With His hands, He served others, hugging children, washing feet, making breakfast.
With His mouth, He corrected false “religious self-righteousness” and taught the true ways of the kingdom and how God sees one’s heart.
With His mind, He faithfully kept the commands of God, which teach how to love others.
With His Spirit, He healed the sick and forgave their sins.
With His whole being, He suffered and died so we could live eternally with God.
As Yeshua said, “Greater love has no one than this, that someone lay down his life for his friends.” (John 15:13)
When we obey Yeshua by loving our friends like Yeshua loved others, we show ourselves to be true disciples. And that gives us privileged access to Him. Listen to what Yeshua Himself says:
“You are My friends if you do what I command you. I do not call you servants any longer, because the servant] does not know what the master is doing; but I have called you friends, because I have made known to you everything that I have heard from My Father.” (John 15:14-15)
What a privilege to be a friend of Yeshua, to have access to the mind and heart of the Father Himself. It is this kind of friendship that God also seeks with us throughout the Hebrew Scriptures:
He says, Fear Me, obey Me, and I will faithfully help, empower, guide, and protect you. I will show you My heart and My plans for you. I will call you My friend.
Friendship with God
“The friendship [council, fellowship, secrets] of the Lord is for those who fear Him, and He makes His covenant known to them.” (Psalm 25:14)
Reverent fear of God opens the door to a special relationship with Him. It’s somewhat like when our best friend came up to us on the playground and whispered a secret in our ear.
Another way to say it is that “the Lord confides in those who fear Him.” (Psalm 25:14)
And He calls these people His friends.
A great example of this is Abraham, who is also called “the friend of God.” (2 Chronicles 20:7; Isaiah 41:8)
More than a friend, however, the Tanach (Old Testament) uses the more intimate word: ohavai – אֹהֲבִֽי, from the root ahev – אָהַב, meaning to love.
What God really means is “Abraham, My beloved.”
Why did Abraham hold this position with God?
Abraham’s fear of the Lord inspired him to obey, believing in faith (emunah in Hebrew) that he could trust the Lord to know what is best in all matters of life.
That trust helped Abraham overcome his natural fears (James 2:23).
God needed someone He could trust, a loyal friend with whom He could make a covenant that would eventually bring about the Messiah who would restore mankind into a relationship with Him.
He found it in Abraham, who did not obey out of any personal ambition, but out of sheer faith and trust in the Lord.
Like Abraham, we can also be called God’s ohavai, His beloved.
As the Jewish New Testament writer says, “Draw near to God, and He will draw near to you.” (James 4:8)
The closer we draw near to Him, the clearer we can hear His voice and the various ways He speaks to us so that we can receive all He has for us.
How incredible to have the ear of the Lord Himself.
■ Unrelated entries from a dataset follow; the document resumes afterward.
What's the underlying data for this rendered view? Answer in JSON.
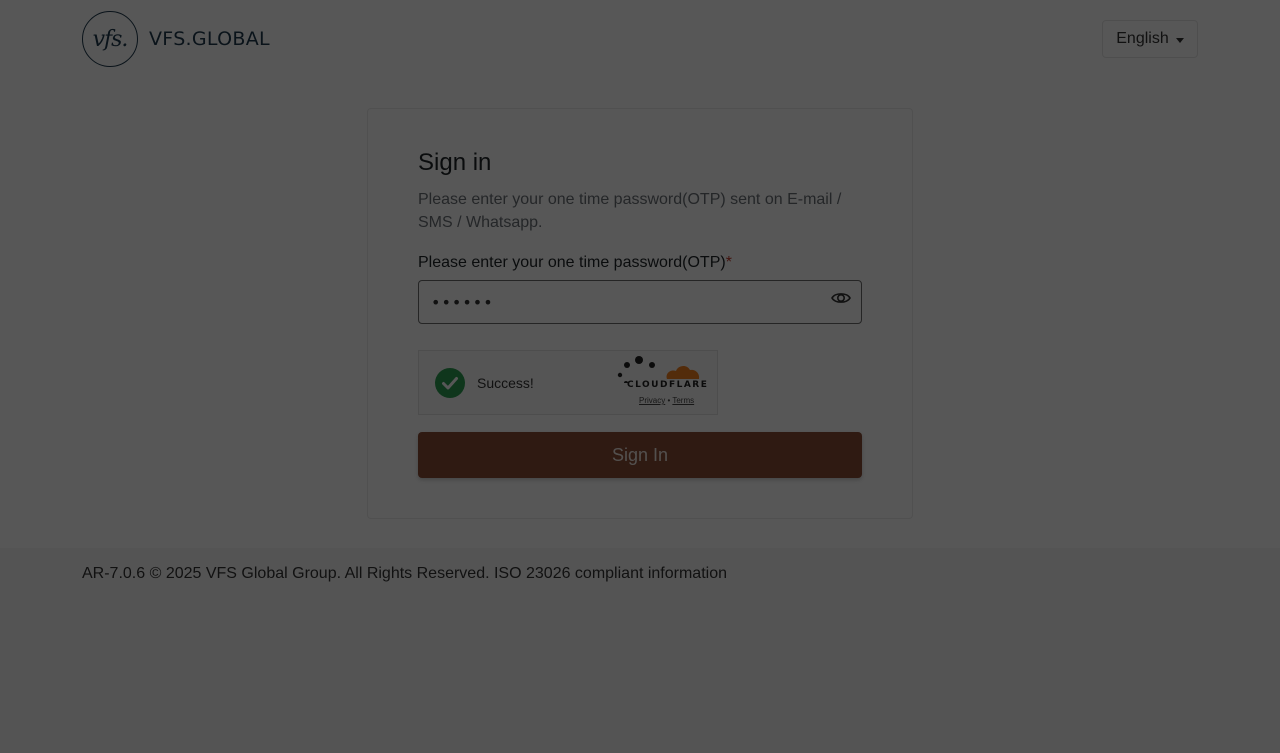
{
  "header": {
    "logo_mark": "vfs.",
    "logo_text": "VFS.GLOBAL",
    "language_label": "English"
  },
  "signin": {
    "title": "Sign in",
    "subtitle": "Please enter your one time password(OTP) sent on E-mail / SMS / Whatsapp.",
    "otp_label": "Please enter your one time password(OTP)",
    "required_marker": "*",
    "otp_value": "••••••",
    "button_label": "Sign In"
  },
  "captcha": {
    "status_text": "Success!",
    "provider": "CLOUDFLARE",
    "privacy_link": "Privacy",
    "separator": "•",
    "terms_link": "Terms"
  },
  "footer": {
    "text": "AR-7.0.6 © 2025 VFS Global Group. All Rights Reserved. ISO 23026 compliant information"
  },
  "colors": {
    "brand_dark": "#1f3a4d",
    "signin_button": "#8b4c36",
    "success_green": "#2e9e52",
    "cloudflare_orange": "#f38020",
    "overlay": "rgba(0,0,0,0.66)"
  },
  "icons": {
    "password_toggle": "eye-icon",
    "captcha_status": "check-circle-icon",
    "language_dropdown": "chevron-down-icon"
  }
}
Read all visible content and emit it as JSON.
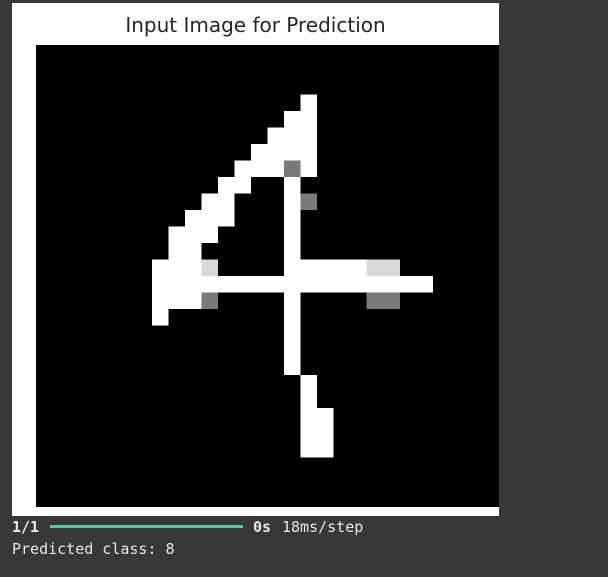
{
  "figure": {
    "title": "Input Image for Prediction",
    "digit_image": {
      "grid": "28x28",
      "colormap": "gray",
      "axis": "off",
      "pixel_rows": [
        "............................",
        "............................",
        "............................",
        "................W...........",
        "...............WW...........",
        "..............WWW...........",
        ".............WWWW...........",
        "............WWWGW...........",
        "...........WW..W............",
        "..........WW...WG...........",
        ".........WWW...W............",
        "........WWW....W............",
        "........WW.....W............",
        ".......WWWL....WWWWWLL......",
        ".......WWWWWWWWWWWWWWWWW....",
        ".......WWWG....W....GG......",
        ".......W.......W............",
        "...............W............",
        "...............W............",
        "...............W............",
        "................W...........",
        "................W...........",
        "................WW..........",
        "................WW..........",
        "................WW..........",
        "............................",
        "............................",
        "............................"
      ]
    }
  },
  "output": {
    "progress": {
      "steps": "1/1",
      "fraction": 1.0,
      "elapsed": "0s",
      "step_time": "18ms/step"
    },
    "prediction": "Predicted class: 8"
  },
  "colors": {
    "background": "#383838",
    "panel": "#ffffff",
    "progress_fill": "#60c79b",
    "text": "#e8e8e8"
  }
}
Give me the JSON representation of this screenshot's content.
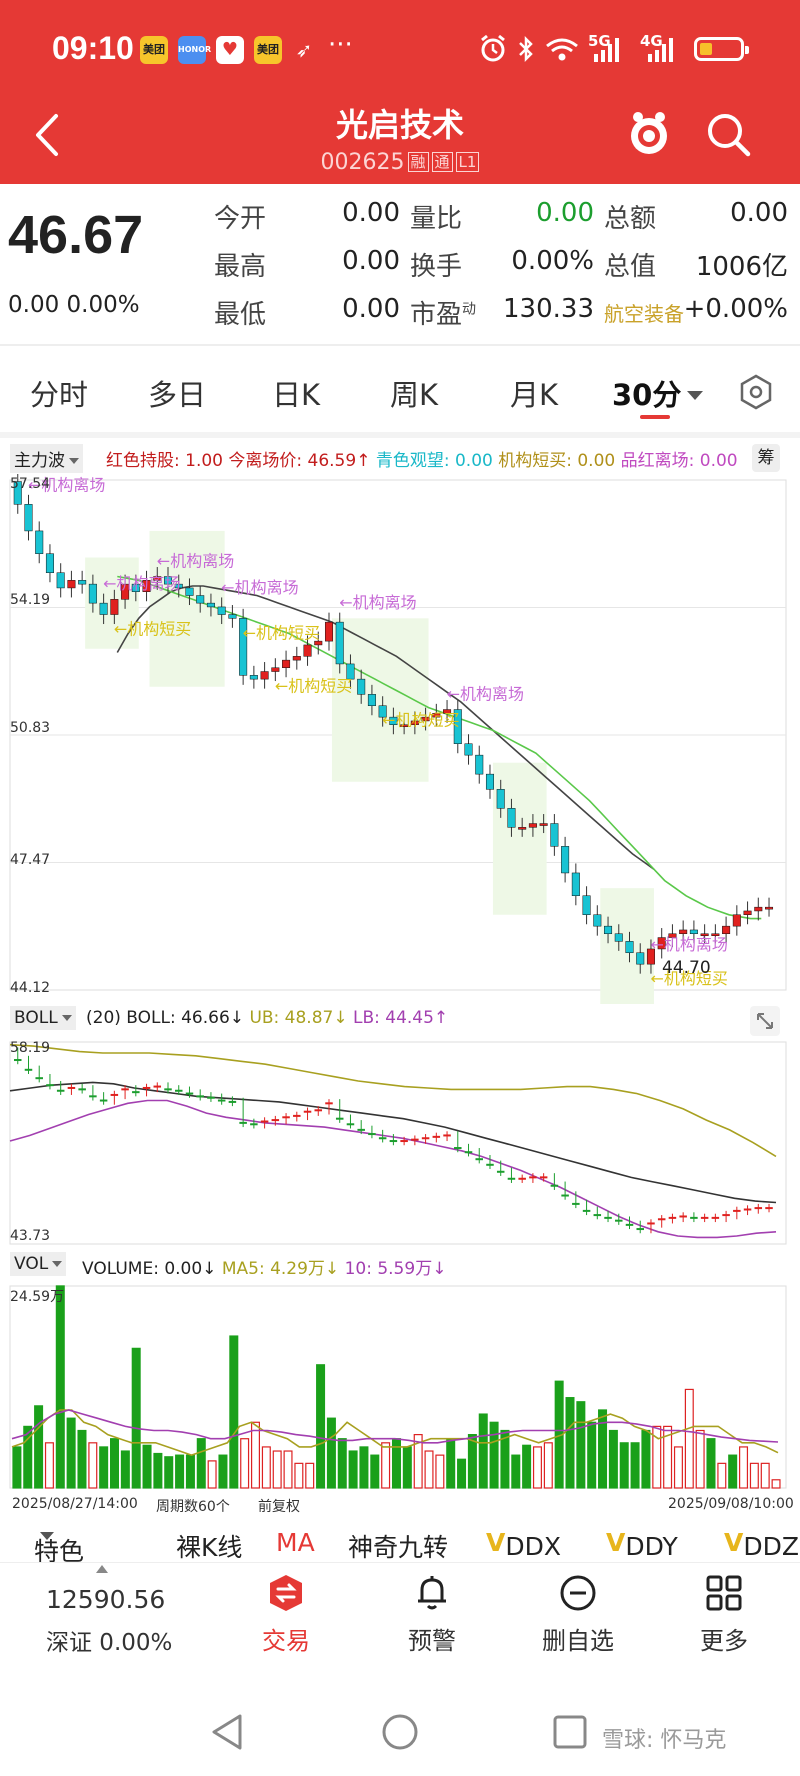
{
  "status_bar": {
    "time": "09:10",
    "apps": [
      "美团",
      "HONOR",
      "♥",
      "美团",
      "➶"
    ],
    "more": "···",
    "net1": "5G",
    "net2": "4G"
  },
  "header": {
    "title": "光启技术",
    "code": "002625",
    "tags": [
      "融",
      "通",
      "L1"
    ]
  },
  "quote": {
    "price": "46.67",
    "change": "0.00 0.00%",
    "fields": [
      {
        "label": "今开",
        "value": "0.00"
      },
      {
        "label": "量比",
        "value": "0.00"
      },
      {
        "label": "总额",
        "value": "0.00"
      },
      {
        "label": "最高",
        "value": "0.00"
      },
      {
        "label": "换手",
        "value": "0.00%"
      },
      {
        "label": "总值",
        "value": "1006亿"
      },
      {
        "label": "最低",
        "value": "0.00"
      },
      {
        "label": "市盈",
        "value": "130.33",
        "sup": "动"
      },
      {
        "label": "航空装备",
        "value": "+0.00%"
      }
    ]
  },
  "tabs": [
    "分时",
    "多日",
    "日K",
    "周K",
    "月K",
    "30分"
  ],
  "main_indicator": {
    "name": "主力波",
    "items": [
      {
        "text": "红色持股: 1.00",
        "color": "#c21d1d"
      },
      {
        "text": "今离场价: 46.59↑",
        "color": "#c21d1d"
      },
      {
        "text": "青色观望: 0.00",
        "color": "#1ab8c8"
      },
      {
        "text": "机构短买: 0.00",
        "color": "#b0901a"
      },
      {
        "text": "品红离场: 0.00",
        "color": "#c04ac0"
      }
    ],
    "side_btn": "筹"
  },
  "boll": {
    "name": "BOLL",
    "items": [
      {
        "text": "(20) BOLL: 46.66↓",
        "color": "#222"
      },
      {
        "text": "UB: 48.87↓",
        "color": "#a8a020"
      },
      {
        "text": "LB: 44.45↑",
        "color": "#a23fb0"
      }
    ]
  },
  "vol": {
    "name": "VOL",
    "items": [
      {
        "text": "VOLUME: 0.00↓",
        "color": "#222"
      },
      {
        "text": "MA5: 4.29万↓",
        "color": "#a8a020"
      },
      {
        "text": "10: 5.59万↓",
        "color": "#a23fb0"
      }
    ]
  },
  "chart_data": [
    {
      "type": "candlestick",
      "title": "主力波",
      "y_ticks": [
        "57.54",
        "54.19",
        "50.83",
        "47.47",
        "44.12"
      ],
      "ylim": [
        44.12,
        57.54
      ],
      "min_label": "44.70",
      "annotations": [
        "机构离场",
        "机构短买"
      ],
      "annotation_text": {
        "exit": "机构离场",
        "buy": "机构短买"
      },
      "close": [
        56.9,
        56.2,
        55.6,
        55.1,
        54.7,
        54.9,
        54.8,
        54.3,
        54.0,
        54.4,
        54.8,
        54.6,
        54.9,
        55.0,
        54.8,
        54.7,
        54.5,
        54.3,
        54.2,
        54.0,
        53.9,
        52.4,
        52.3,
        52.5,
        52.6,
        52.8,
        52.9,
        53.2,
        53.3,
        53.8,
        52.7,
        52.3,
        51.9,
        51.6,
        51.3,
        51.1,
        51.1,
        51.2,
        51.3,
        51.4,
        51.5,
        50.6,
        50.3,
        49.8,
        49.4,
        48.9,
        48.4,
        48.4,
        48.5,
        48.5,
        47.9,
        47.2,
        46.6,
        46.1,
        45.8,
        45.6,
        45.4,
        45.1,
        44.8,
        45.2,
        45.5,
        45.6,
        45.7,
        45.6,
        45.6,
        45.6,
        45.8,
        46.1,
        46.2,
        46.3,
        46.3
      ],
      "ma_green": [
        55.0,
        54.95,
        54.9,
        54.8,
        54.7,
        54.6,
        54.5,
        54.4,
        54.3,
        54.2,
        54.1,
        54.0,
        53.9,
        53.8,
        53.7,
        53.6,
        53.5,
        53.35,
        53.2,
        53.05,
        52.9,
        52.75,
        52.6,
        52.45,
        52.3,
        52.15,
        52.0,
        51.85,
        51.7,
        51.55,
        51.45,
        51.35,
        51.25,
        51.15,
        51.05,
        50.95,
        50.8,
        50.65,
        50.5,
        50.35,
        50.1,
        49.85,
        49.6,
        49.35,
        49.1,
        48.8,
        48.5,
        48.2,
        47.9,
        47.6,
        47.3,
        47.0,
        46.8,
        46.6,
        46.45,
        46.3,
        46.2,
        46.1,
        46.05,
        46.0,
        46.0
      ],
      "ma_dark": [
        53.0,
        53.5,
        53.9,
        54.2,
        54.4,
        54.6,
        54.7,
        54.75,
        54.75,
        54.7,
        54.65,
        54.6,
        54.55,
        54.5,
        54.4,
        54.3,
        54.2,
        54.1,
        54.0,
        53.9,
        53.8,
        53.65,
        53.5,
        53.35,
        53.2,
        53.05,
        52.9,
        52.7,
        52.5,
        52.3,
        52.1,
        51.9,
        51.7,
        51.45,
        51.2,
        50.95,
        50.7,
        50.45,
        50.2,
        49.95,
        49.7,
        49.45,
        49.2,
        48.95,
        48.7,
        48.45,
        48.2,
        47.95,
        47.7,
        47.5,
        47.3
      ]
    },
    {
      "type": "line",
      "title": "BOLL",
      "y_ticks": [
        "58.19",
        "43.73"
      ],
      "ylim": [
        43.73,
        58.19
      ],
      "series": [
        {
          "name": "UB",
          "values": [
            58.0,
            57.9,
            57.7,
            57.5,
            57.4,
            57.4,
            57.4,
            57.3,
            57.2,
            57.0,
            56.8,
            56.6,
            56.3,
            56.0,
            55.7,
            55.4,
            55.2,
            55.0,
            54.9,
            54.8,
            54.8,
            54.8,
            54.8,
            54.9,
            55.0,
            55.0,
            54.8,
            54.5,
            54.0,
            53.4,
            52.6,
            51.9,
            51.0,
            50.0
          ]
        },
        {
          "name": "BOLL",
          "values": [
            54.7,
            54.9,
            55.1,
            55.2,
            55.3,
            55.2,
            54.9,
            54.7,
            54.5,
            54.3,
            54.2,
            54.1,
            54.0,
            53.9,
            53.7,
            53.5,
            53.3,
            53.1,
            52.9,
            52.7,
            52.4,
            52.1,
            51.7,
            51.3,
            50.9,
            50.5,
            50.1,
            49.7,
            49.3,
            48.9,
            48.5,
            48.2,
            47.9,
            47.6,
            47.3,
            47.0,
            46.8,
            46.7
          ]
        },
        {
          "name": "LB",
          "values": [
            51.1,
            51.5,
            52.0,
            52.5,
            53.0,
            53.4,
            53.8,
            54.0,
            54.0,
            53.6,
            53.1,
            52.8,
            52.6,
            52.4,
            52.3,
            52.2,
            52.1,
            51.9,
            51.7,
            51.5,
            51.3,
            51.0,
            50.7,
            50.4,
            50.0,
            49.5,
            49.0,
            48.4,
            47.8,
            47.1,
            46.4,
            45.7,
            45.1,
            44.6,
            44.3,
            44.2,
            44.2,
            44.3,
            44.5,
            44.6
          ]
        }
      ]
    },
    {
      "type": "bar",
      "title": "VOL",
      "y_ticks": [
        "24.59万"
      ],
      "ylim": [
        0,
        24.59
      ],
      "x_labels": [
        "2025/08/27/14:00",
        "周期数60个",
        "前复权",
        "2025/09/08/10:00"
      ],
      "values": [
        5.0,
        7.5,
        10.0,
        5.5,
        24.6,
        8.5,
        7.0,
        5.5,
        5.0,
        6.0,
        4.5,
        17.0,
        5.2,
        4.2,
        3.8,
        4.0,
        4.0,
        6.0,
        3.3,
        4.0,
        18.5,
        6.0,
        8.0,
        5.0,
        4.5,
        4.5,
        3.0,
        3.0,
        15.0,
        8.5,
        6.0,
        4.5,
        5.0,
        4.0,
        5.5,
        6.0,
        5.0,
        6.5,
        4.5,
        4.0,
        6.0,
        3.5,
        6.5,
        9.0,
        8.0,
        7.0,
        4.0,
        5.2,
        5.0,
        5.5,
        13.0,
        11.0,
        10.5,
        8.0,
        9.5,
        7.0,
        5.5,
        5.5,
        7.0,
        7.5,
        7.5,
        5.0,
        12.0,
        7.0,
        6.0,
        3.0,
        4.0,
        5.0,
        3.0,
        3.0,
        1.0
      ],
      "up": [
        false,
        false,
        false,
        true,
        false,
        false,
        false,
        true,
        false,
        false,
        false,
        false,
        false,
        false,
        false,
        false,
        false,
        false,
        true,
        false,
        false,
        true,
        true,
        true,
        true,
        true,
        true,
        true,
        false,
        false,
        false,
        false,
        false,
        false,
        true,
        false,
        false,
        true,
        true,
        true,
        false,
        false,
        false,
        false,
        false,
        false,
        false,
        false,
        true,
        true,
        false,
        false,
        false,
        false,
        false,
        false,
        false,
        false,
        false,
        true,
        true,
        true,
        true,
        true,
        false,
        true,
        false,
        true,
        true,
        true,
        true
      ],
      "ma5": [
        5.0,
        5.5,
        7.0,
        8.5,
        9.5,
        9.5,
        8.0,
        7.5,
        6.5,
        6.0,
        5.5,
        5.5,
        5.5,
        5.0,
        4.5,
        4.0,
        4.5,
        5.0,
        5.5,
        7.5,
        8.0,
        7.0,
        6.5,
        6.0,
        5.0,
        5.0,
        5.5,
        6.5,
        8.0,
        7.0,
        6.0,
        5.0,
        5.0,
        5.0,
        5.5,
        6.0,
        6.0,
        6.0,
        6.0,
        5.5,
        5.5,
        6.0,
        6.5,
        6.0,
        5.5,
        6.0,
        6.5,
        8.0,
        8.0,
        8.5,
        9.0,
        8.5,
        7.5,
        7.0,
        6.0,
        6.5,
        7.0,
        7.5,
        7.5,
        7.5,
        6.5,
        5.5,
        5.5,
        5.0,
        4.3
      ],
      "ma10": [
        6.0,
        6.5,
        8.0,
        9.0,
        9.5,
        9.0,
        8.5,
        8.0,
        7.5,
        7.2,
        7.0,
        7.0,
        6.8,
        6.5,
        6.0,
        6.0,
        6.5,
        7.0,
        7.0,
        6.8,
        6.5,
        6.3,
        6.0,
        5.8,
        5.8,
        6.0,
        6.0,
        6.0,
        5.8,
        5.5,
        5.5,
        5.8,
        6.0,
        6.3,
        6.5,
        6.8,
        7.0,
        7.0,
        7.0,
        7.0,
        7.3,
        7.8,
        8.0,
        8.0,
        7.8,
        7.5,
        7.0,
        7.0,
        6.8,
        6.5,
        6.2,
        6.0,
        5.8,
        5.7,
        5.6
      ]
    }
  ],
  "feature_bar": [
    "特色",
    "裸K线",
    "MA",
    "神奇九转",
    "DDX",
    "DDY",
    "DDZ"
  ],
  "feature_prefix": "V",
  "bottom_nav": {
    "index_value": "12590.56",
    "index_name": "深证 0.00%",
    "items": [
      "交易",
      "预警",
      "删自选",
      "更多"
    ]
  },
  "watermark": "雪球: 怀马克"
}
It’s an immense privilege.
But as James also advises, it is impossible to be both friends with the world and friends with God at the same time.
We have to be single-minded in our efforts, goals, and friendships — single-minded for expanding God’s kingdom on earth.
“Do you not know that friendship with the world is enmity with God? Therefore whoever wishes to be a friend of the world becomes an enemy of God.” (James 4:4)
Here, we see the seriousness of choosing God as a friend, and of counting the cost.
The cost is worth it!
It’s an exciting life when we have the privilege of hearing in our ears the secret whisper of God Himself!